This reference design was tested in four different operating modes:

• Inverter operation: power converted from the DC to the grid.
• PFC operation: power converter from the grid to the DC.
• Inverter plus Capacitive Power Compensator: active power is injected together with reactive power into the grid.
• Inverter plus Inductive Power Compensator: active power is injected and reactive power is drained from the grid.

The data collected during the experiments were collected and are shown in Figure 4-4 through Figure 4-11. In these pictures, switching node voltage, grid current and grid voltage for all the four operating points are shown.

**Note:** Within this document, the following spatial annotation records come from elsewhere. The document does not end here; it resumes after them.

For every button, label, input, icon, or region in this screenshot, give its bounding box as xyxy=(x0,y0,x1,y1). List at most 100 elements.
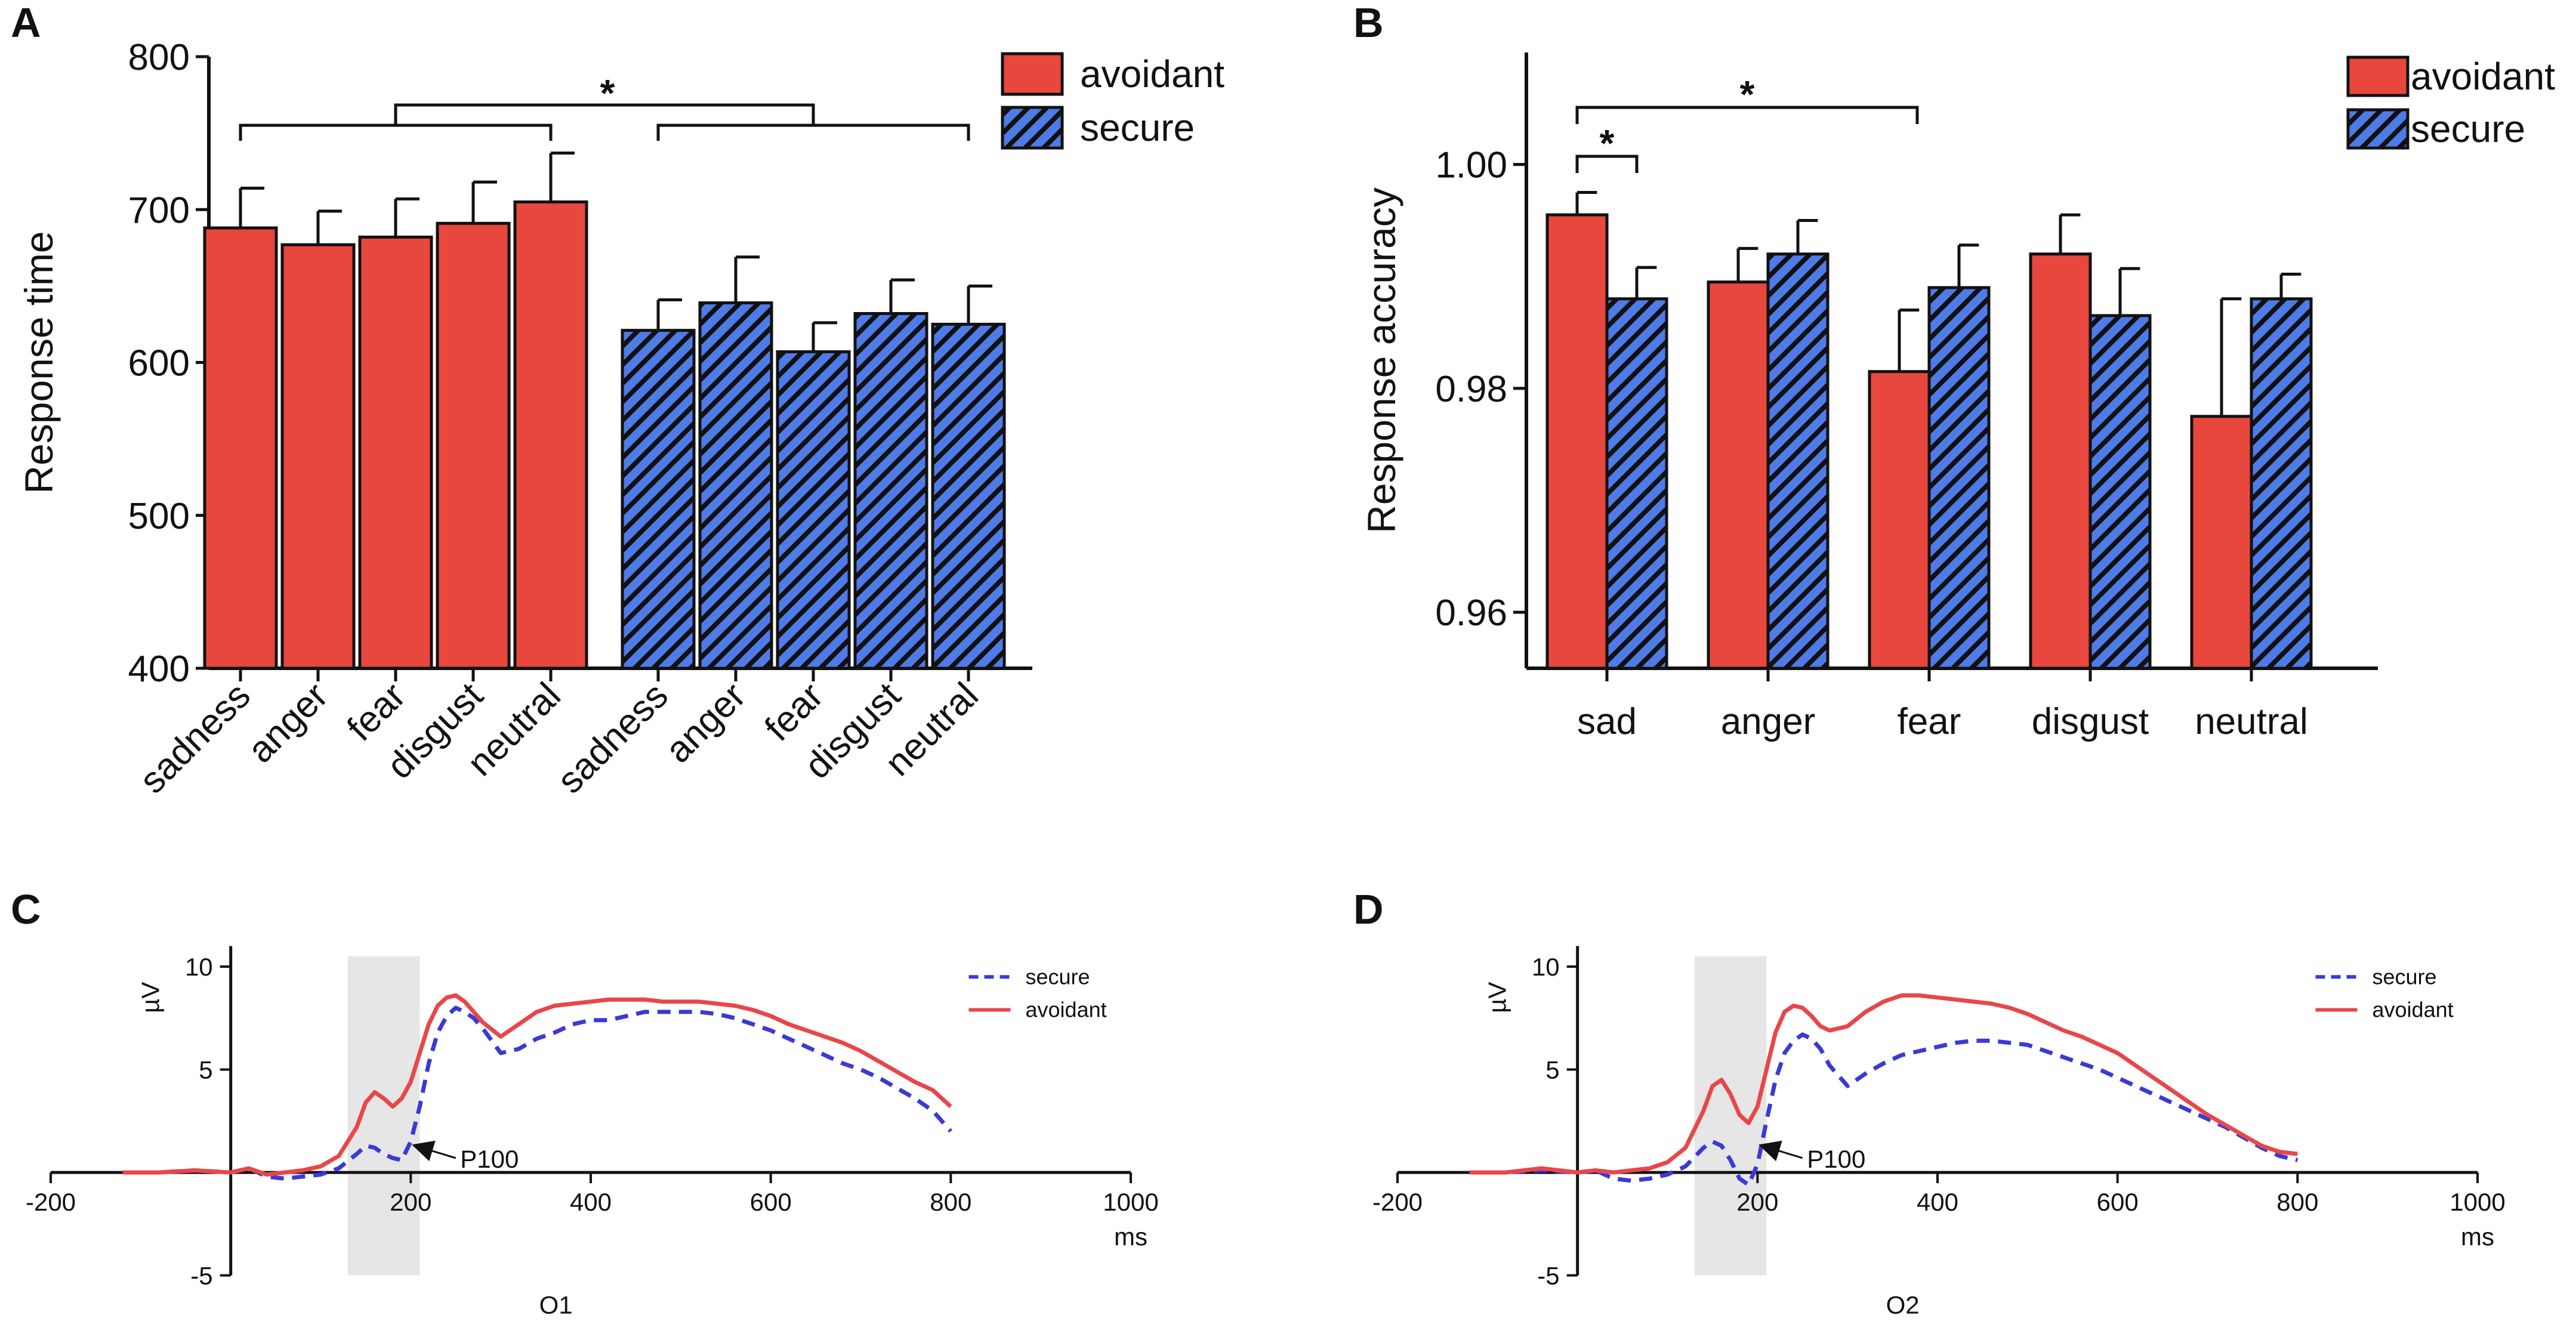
b-x-tick-label: fear xyxy=(1898,701,1961,742)
d-x-tick-label: 1000 xyxy=(2449,1188,2505,1216)
c-legend-label: secure xyxy=(1026,964,1090,989)
a-y-tick-label: 400 xyxy=(128,649,190,690)
b-bar-avoidant xyxy=(1707,280,1770,670)
c-line-avoidant xyxy=(122,993,952,1177)
panel-label-d: D xyxy=(1353,886,1384,933)
a-bar-secure xyxy=(698,301,773,670)
a-y-tick-label: 600 xyxy=(128,343,190,384)
b-bar-secure xyxy=(2250,297,2313,670)
c-y-tick-label: 5 xyxy=(199,1056,212,1084)
d-legend-label: avoidant xyxy=(2373,997,2454,1022)
b-bracket-sad-fear xyxy=(1575,106,1919,124)
a-bracket-avoidant xyxy=(239,124,553,141)
panel-label-b: B xyxy=(1353,0,1384,46)
b-y-tick-label: 0.96 xyxy=(1435,592,1507,634)
d-y-tick-label: -5 xyxy=(1537,1262,1559,1290)
b-bar-avoidant xyxy=(1868,370,1931,670)
b-bar-secure xyxy=(1605,297,1668,670)
d-line-avoidant xyxy=(1469,993,2298,1175)
d-x-tick-label: 800 xyxy=(2276,1188,2318,1216)
d-x-tick-label: 200 xyxy=(1736,1188,1778,1216)
b-bar-secure xyxy=(1766,252,1830,670)
a-y-tick-label: 800 xyxy=(128,37,190,78)
d-legend-label: secure xyxy=(2373,964,2437,989)
c-x-tick-label: 600 xyxy=(750,1188,792,1216)
a-x-tick-label: sadness xyxy=(550,675,676,801)
c-x-tick-label: 200 xyxy=(390,1188,431,1216)
a-legend-label: avoidant xyxy=(1080,53,1224,95)
b-y-tick-label: 1.00 xyxy=(1435,145,1507,186)
b-significance-star: * xyxy=(1740,73,1755,116)
b-bracket-sad xyxy=(1575,155,1639,173)
c-annotation: P100 xyxy=(460,1145,519,1173)
b-legend-label: avoidant xyxy=(2411,55,2555,98)
b-bar-avoidant xyxy=(2029,252,2092,670)
a-bar-secure xyxy=(776,350,851,670)
chart-d-erp-o2: -200 200 400 600 800 1000 -5 5 10 µV ms O2 P100 secur… xyxy=(1372,946,2506,1319)
a-bar-avoidant xyxy=(203,226,278,670)
d-x-tick-label: 600 xyxy=(2097,1188,2139,1216)
d-title: O2 xyxy=(1886,1291,1920,1319)
d-y-tick-label: 10 xyxy=(1532,953,1560,981)
c-legend-label: avoidant xyxy=(1026,997,1107,1022)
b-x-tick-label: sad xyxy=(1577,701,1637,742)
panel-label-c: C xyxy=(11,886,41,933)
a-significance-star: * xyxy=(600,72,615,115)
a-legend-swatch-avoidant xyxy=(1001,52,1064,96)
c-y-tick-label: -5 xyxy=(190,1262,212,1290)
b-x-tick-label: neutral xyxy=(2195,701,2308,742)
c-line-secure xyxy=(122,1005,952,1181)
c-x-tick-label: 1000 xyxy=(1103,1188,1158,1216)
c-x-tick-label: -200 xyxy=(26,1188,76,1216)
a-bracket-secure xyxy=(656,124,970,141)
c-y-axis-label: µV xyxy=(137,982,165,1013)
a-legend-swatch-secure xyxy=(1001,106,1064,150)
d-y-tick-label: 5 xyxy=(1545,1056,1559,1084)
a-y-tick-label: 700 xyxy=(128,190,190,231)
d-line-secure xyxy=(1469,1032,2299,1187)
d-annotation: P100 xyxy=(1807,1145,1865,1173)
panel-label-a: A xyxy=(11,0,41,46)
a-x-tick-label: anger xyxy=(658,675,754,771)
a-bracket-between xyxy=(394,103,815,125)
d-x-axis-label: ms xyxy=(2461,1223,2494,1251)
c-y-tick-label: 10 xyxy=(185,953,213,981)
a-y-axis-label: Response time xyxy=(17,231,61,493)
d-annotation-arrow xyxy=(1759,1140,1803,1162)
b-y-axis-label: Response accuracy xyxy=(1359,187,1403,533)
c-annotation-arrow xyxy=(412,1140,456,1162)
b-x-tick-label: anger xyxy=(1721,701,1816,742)
b-bar-secure xyxy=(1927,286,1991,670)
c-title: O1 xyxy=(539,1291,573,1319)
b-bar-avoidant xyxy=(1545,213,1609,670)
a-legend-label: secure xyxy=(1080,106,1195,149)
b-x-tick-label: disgust xyxy=(2032,701,2149,742)
chart-b-response-accuracy: 0.96 0.98 1.00 Response accuracy sad anger fea… xyxy=(1359,53,2555,742)
c-x-tick-label: 800 xyxy=(930,1188,971,1216)
d-x-tick-label: -200 xyxy=(1372,1188,1423,1216)
c-shaded-window xyxy=(347,956,420,1276)
b-bar-avoidant xyxy=(2190,415,2253,670)
a-y-tick-label: 500 xyxy=(128,496,190,537)
b-y-tick-label: 0.98 xyxy=(1435,369,1507,410)
a-x-tick-label: sadness xyxy=(132,675,258,801)
c-x-tick-label: 400 xyxy=(570,1188,612,1216)
b-legend-swatch-avoidant xyxy=(2346,55,2410,97)
a-bar-avoidant xyxy=(358,235,433,670)
chart-c-erp-o1: -200 200 400 600 800 1000 -5 5 10 µV ms O1 P100 secur… xyxy=(26,946,1159,1319)
b-legend-swatch-secure xyxy=(2346,108,2410,150)
d-x-tick-label: 400 xyxy=(1917,1188,1958,1216)
a-x-tick-label: anger xyxy=(240,675,336,771)
a-bar-secure xyxy=(931,322,1006,670)
b-bar-secure xyxy=(2088,314,2152,670)
d-y-axis-label: µV xyxy=(1483,982,1511,1013)
c-x-axis-label: ms xyxy=(1114,1223,1147,1251)
d-shaded-window xyxy=(1694,956,1767,1276)
a-bar-secure xyxy=(853,312,928,670)
a-bar-avoidant xyxy=(280,243,356,670)
b-legend-label: secure xyxy=(2411,107,2525,150)
a-bar-avoidant xyxy=(436,221,511,670)
a-bar-avoidant xyxy=(513,200,588,670)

At first, it can be observed that the switching node voltage shows three distinguished levels when considering the electrical frequency grid period. This is because half of the period a duty cycle lower than 50% is required and the other half of the period a duty cycle higher than 50% is required. Having three voltage levels plus doubling of the equivalent switching frequency permits the grid current to have a low ripple current as can be seen from the previous figures. Secondly, note that from these results that this topology can operate on all the operating points by keeping still the same performances because no worsening in the ripple current or efficiency were observed. In this reference design, by using LMG3522R030 a peak efficiency of 98.9% at 18kW was measured when having a mean junction temperature of 105°C. The junction temperature was derived from the device using the integrated temperature sensing feature.